Frente Parlamentar pela Previdência cobra diálogo com o governo para debater reforma

Entidades que compõem o grupo buscam unidade para barrar qualquer mudança que prejudique os trabalhadores

Formada por parlamentares, entidades sindicais e sociedade civil, a Frente Parlamentar Mista em Defesa pela Previdência Social se reuniu nesta quarta-feira (13), na sala de audiência da Câmara dos Deputados, em Brasília, em agenda preparatória para o lançamento da Frente na 56ª legislatura, que acontece no próximo dia 20 de março, no auditório Nereu Ramos, também na Câmara.

Segundo Flávio Werneck, representante da Central dos Sindicatos Brasileiros (CSB) no encontro, a segunda reunião marcou a importância do debate entre todos os entes envolvidos para apresentação de uma nova proposta de reforma.

“Houve um consenso da necessidade de diálogo direto com o governo para esta reforma da Previdência, o que ainda não houve, e de posicionamento, tanto no que diz respeito a propor alternativas, quanto, se necessário for, a unidade das representações para que a gente tenha força suficiente para alterar o que de pior vier para o trabalhador”, disse Werneck, vice-presidente da Central.

O dirigente também avaliou o peso da CSB no processo de construção da unidade e do diálogo com o governo.

“A CSB tem papel primordial nesta construção de unidade, tendo em vista que hoje representa tanto os servidores públicos quanto os trabalhadores da área privada.

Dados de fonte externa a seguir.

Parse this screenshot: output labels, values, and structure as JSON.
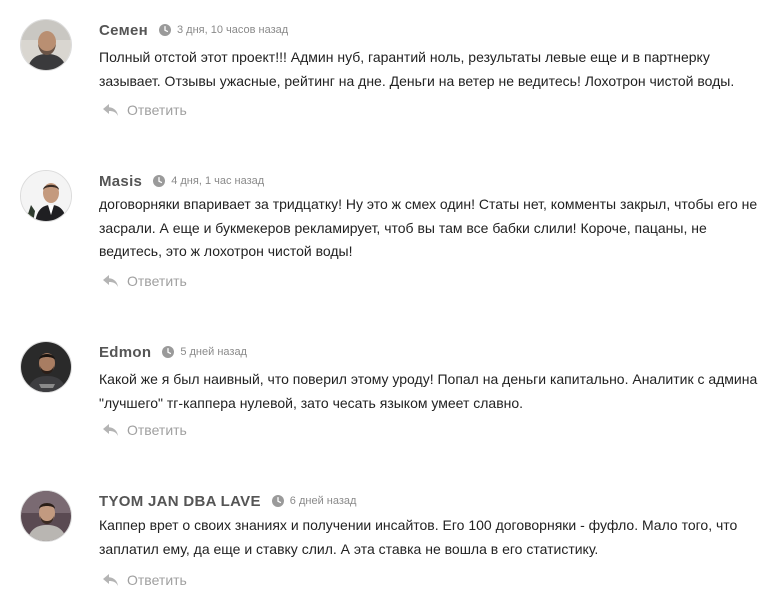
{
  "comments": [
    {
      "author": "Семен",
      "date": "3 дня, 10 часов назад",
      "text": "Полный отстой этот проект!!! Админ нуб, гарантий ноль, результаты левые еще и в партнерку зазывает. Отзывы ужасные, рейтинг на дне. Деньги на ветер не ведитесь! Лохотрон чистой воды.",
      "reply_label": "Ответить",
      "avatar_icon": "avatar-photo"
    },
    {
      "author": "Masis",
      "date": "4 дня, 1 час назад",
      "text": "договорняки впаривает за тридцатку! Ну это ж смех один! Статы нет, комменты закрыл, чтобы его не засрали. А еще и букмекеров рекламирует, чтоб вы там все бабки слили! Короче, пацаны, не ведитесь, это ж лохотрон чистой воды!",
      "reply_label": "Ответить",
      "avatar_icon": "avatar-photo"
    },
    {
      "author": "Edmon",
      "date": "5 дней назад",
      "text": "Какой же я был наивный, что поверил этому уроду! Попал на деньги капитально. Аналитик с админа \"лучшего\" тг-каппера нулевой, зато чесать языком умеет славно.",
      "reply_label": "Ответить",
      "avatar_icon": "avatar-photo"
    },
    {
      "author": "TYOM JAN DBA LAVE",
      "date": "6 дней назад",
      "text": "Каппер врет о своих знаниях и получении инсайтов. Его 100 договорняки - фуфло. Мало того, что заплатил ему, да еще и ставку слил. А эта ставка не вошла в его статистику.",
      "reply_label": "Ответить",
      "avatar_icon": "avatar-photo"
    }
  ],
  "colors": {
    "author": "#555555",
    "date": "#8a8a8a",
    "text": "#222222",
    "reply": "#a0a0a0"
  }
}
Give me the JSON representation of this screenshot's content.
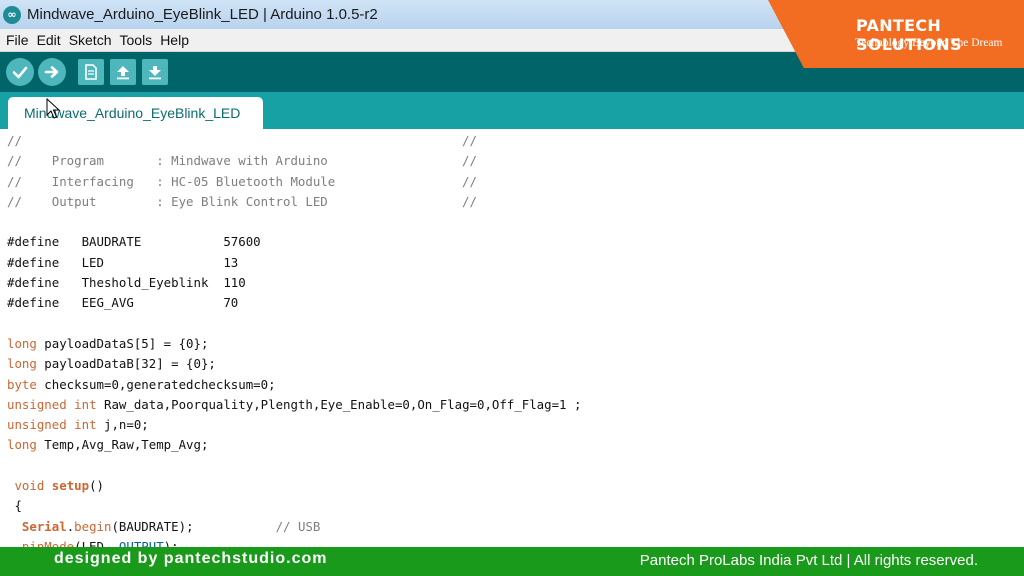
{
  "window": {
    "title": "Mindwave_Arduino_EyeBlink_LED | Arduino 1.0.5-r2",
    "icon": "arduino-logo-icon"
  },
  "menu": [
    "File",
    "Edit",
    "Sketch",
    "Tools",
    "Help"
  ],
  "toolbar": {
    "buttons": [
      "verify-icon",
      "upload-icon",
      "new-icon",
      "open-icon",
      "save-icon"
    ]
  },
  "brand": {
    "name": "PANTECH SOLUTIONS",
    "tagline": "Technology Beyond The Dream",
    "color": "#f26d21"
  },
  "tab": {
    "label": "Mindwave_Arduino_EyeBlink_LED"
  },
  "code": [
    [
      {
        "t": "//                                                           //",
        "c": "comment"
      }
    ],
    [
      {
        "t": "//    Program       : Mindwave with Arduino                  //",
        "c": "comment"
      }
    ],
    [
      {
        "t": "//    Interfacing   : HC-05 Bluetooth Module                 //",
        "c": "comment"
      }
    ],
    [
      {
        "t": "//    Output        : Eye Blink Control LED                  //",
        "c": "comment"
      }
    ],
    [],
    [
      {
        "t": "#define   BAUDRATE           57600"
      }
    ],
    [
      {
        "t": "#define   LED                13"
      }
    ],
    [
      {
        "t": "#define   Theshold_Eyeblink  110"
      }
    ],
    [
      {
        "t": "#define   EEG_AVG            70"
      }
    ],
    [],
    [
      {
        "t": "long",
        "c": "kw"
      },
      {
        "t": " payloadDataS[5] = {0};"
      }
    ],
    [
      {
        "t": "long",
        "c": "kw"
      },
      {
        "t": " payloadDataB[32] = {0};"
      }
    ],
    [
      {
        "t": "byte",
        "c": "kw"
      },
      {
        "t": " checksum=0,generatedchecksum=0;"
      }
    ],
    [
      {
        "t": "unsigned",
        "c": "kw"
      },
      {
        "t": " "
      },
      {
        "t": "int",
        "c": "kw"
      },
      {
        "t": " Raw_data,Poorquality,Plength,Eye_Enable=0,On_Flag=0,Off_Flag=1 ;"
      }
    ],
    [
      {
        "t": "unsigned",
        "c": "kw"
      },
      {
        "t": " "
      },
      {
        "t": "int",
        "c": "kw"
      },
      {
        "t": " j,n=0;"
      }
    ],
    [
      {
        "t": "long",
        "c": "kw"
      },
      {
        "t": " Temp,Avg_Raw,Temp_Avg;"
      }
    ],
    [],
    [
      {
        "t": " "
      },
      {
        "t": "void",
        "c": "kw"
      },
      {
        "t": " "
      },
      {
        "t": "setup",
        "c": "fn"
      },
      {
        "t": "()"
      }
    ],
    [
      {
        "t": " {"
      }
    ],
    [
      {
        "t": "  "
      },
      {
        "t": "Serial",
        "c": "fn"
      },
      {
        "t": "."
      },
      {
        "t": "begin",
        "c": "kw"
      },
      {
        "t": "(BAUDRATE);           "
      },
      {
        "t": "// USB",
        "c": "comment"
      }
    ],
    [
      {
        "t": "  "
      },
      {
        "t": "pinMode",
        "c": "kw"
      },
      {
        "t": "(LED, "
      },
      {
        "t": "OUTPUT",
        "c": "const"
      },
      {
        "t": ");"
      }
    ]
  ],
  "footer": {
    "left": "designed by pantechstudio.com",
    "right": "Pantech ProLabs India Pvt Ltd | All rights reserved."
  },
  "colors": {
    "toolbar": "#006468",
    "tabstrip": "#17a1a5",
    "keyword": "#cc6633",
    "comment": "#7e7e7e",
    "footer": "#1a9a1a"
  }
}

A Central teve papel fundamental nas discussões da reforma da Previdência do governo passado, que acabou não tendo êxito por conta da colaboração dos representantes legais ligados à CSB”, completou.

Mobilização popular

O assessor parlamentar da Central, Ernesto Pereira, que também representou a entidade na ocasião, expressou a importância de ter o apoio da população.

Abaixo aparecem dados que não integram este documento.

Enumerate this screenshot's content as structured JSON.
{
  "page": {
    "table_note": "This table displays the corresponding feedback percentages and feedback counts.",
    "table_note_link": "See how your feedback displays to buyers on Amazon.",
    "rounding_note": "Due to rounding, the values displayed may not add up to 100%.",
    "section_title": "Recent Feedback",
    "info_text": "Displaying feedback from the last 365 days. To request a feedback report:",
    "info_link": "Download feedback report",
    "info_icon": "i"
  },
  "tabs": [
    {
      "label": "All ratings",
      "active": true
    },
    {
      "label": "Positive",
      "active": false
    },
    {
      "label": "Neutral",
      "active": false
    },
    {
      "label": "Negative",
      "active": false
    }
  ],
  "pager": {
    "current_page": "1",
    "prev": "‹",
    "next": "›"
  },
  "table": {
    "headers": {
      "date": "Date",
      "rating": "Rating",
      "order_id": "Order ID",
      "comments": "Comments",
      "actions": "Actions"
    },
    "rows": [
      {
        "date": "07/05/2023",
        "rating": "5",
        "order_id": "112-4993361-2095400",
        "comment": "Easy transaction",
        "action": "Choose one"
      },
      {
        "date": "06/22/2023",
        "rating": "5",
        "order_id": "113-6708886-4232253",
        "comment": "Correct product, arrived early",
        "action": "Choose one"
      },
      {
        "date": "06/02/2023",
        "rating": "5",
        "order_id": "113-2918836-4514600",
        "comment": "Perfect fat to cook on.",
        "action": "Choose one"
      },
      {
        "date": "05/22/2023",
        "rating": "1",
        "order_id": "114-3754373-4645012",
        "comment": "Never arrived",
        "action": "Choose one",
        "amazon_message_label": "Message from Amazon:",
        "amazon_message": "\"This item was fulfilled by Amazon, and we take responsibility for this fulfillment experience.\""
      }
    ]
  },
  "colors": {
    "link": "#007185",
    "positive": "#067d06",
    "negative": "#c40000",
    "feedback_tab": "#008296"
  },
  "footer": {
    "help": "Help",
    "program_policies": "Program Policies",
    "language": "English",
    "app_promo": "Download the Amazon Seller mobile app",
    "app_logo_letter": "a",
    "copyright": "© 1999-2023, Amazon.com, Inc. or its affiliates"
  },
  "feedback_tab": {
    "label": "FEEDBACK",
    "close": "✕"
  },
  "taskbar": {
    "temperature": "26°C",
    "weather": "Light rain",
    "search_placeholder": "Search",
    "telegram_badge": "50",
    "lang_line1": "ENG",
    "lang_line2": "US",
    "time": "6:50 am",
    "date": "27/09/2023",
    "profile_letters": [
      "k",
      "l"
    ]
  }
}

“O que vem por aí é a destruição do sistema de aposentadoria e de proteção social aos trabalhadores assalariados. Para se derrotar isso, o movimento sindical precisa ser vanguarda dessa mobilização, mas mobilizando a sociedade, para que a voz do povo chegue dentro do Congresso e a gente consiga ter os votos para barrar essa perda de direitos. Não há outra forma, senão com a mobilização da sociedade”, falou Pereira, que também enfatizou o caminho para a sociedade ficar ao lado do movimento.

“Precisamos ampliar esta Frente, que é mista, com a participação de outros setores. Precisamos desmascarar algumas coisas para a sociedade, como o falso déficit da Previdência e a sonegação das grandes empresas e grandes bancos, que consomem grande parte do nosso orçamento. Senão desmascarar isso, as pessoas acabam achando que a culpa é do tamanho do Estado. Precisamos mostrar isso para conseguir virar o jogo. Não basta somente articulação com deputados, é importante fazer mobilizações, além dos dirigentes terem que conversar em seus estados, com os parlamentares da sua base”, finalizou o assessor.

Durante o ato, a CSB assinou Nota Pública que faz críticas à reforma proposta pelo atual governo, cuja a minuta de texto foi vazada recentemente.

Na Nota, a Frente acredita que a reforma tende a transformar a Previdência Social em um produto de mercado e que alterando a base de cálculo, reduz significativamente o valor das aposentadorias. Com estímulo à atuação por meio de entidades estaduais e municipais, a Frente realizará mais três reuniões antes do lançamento.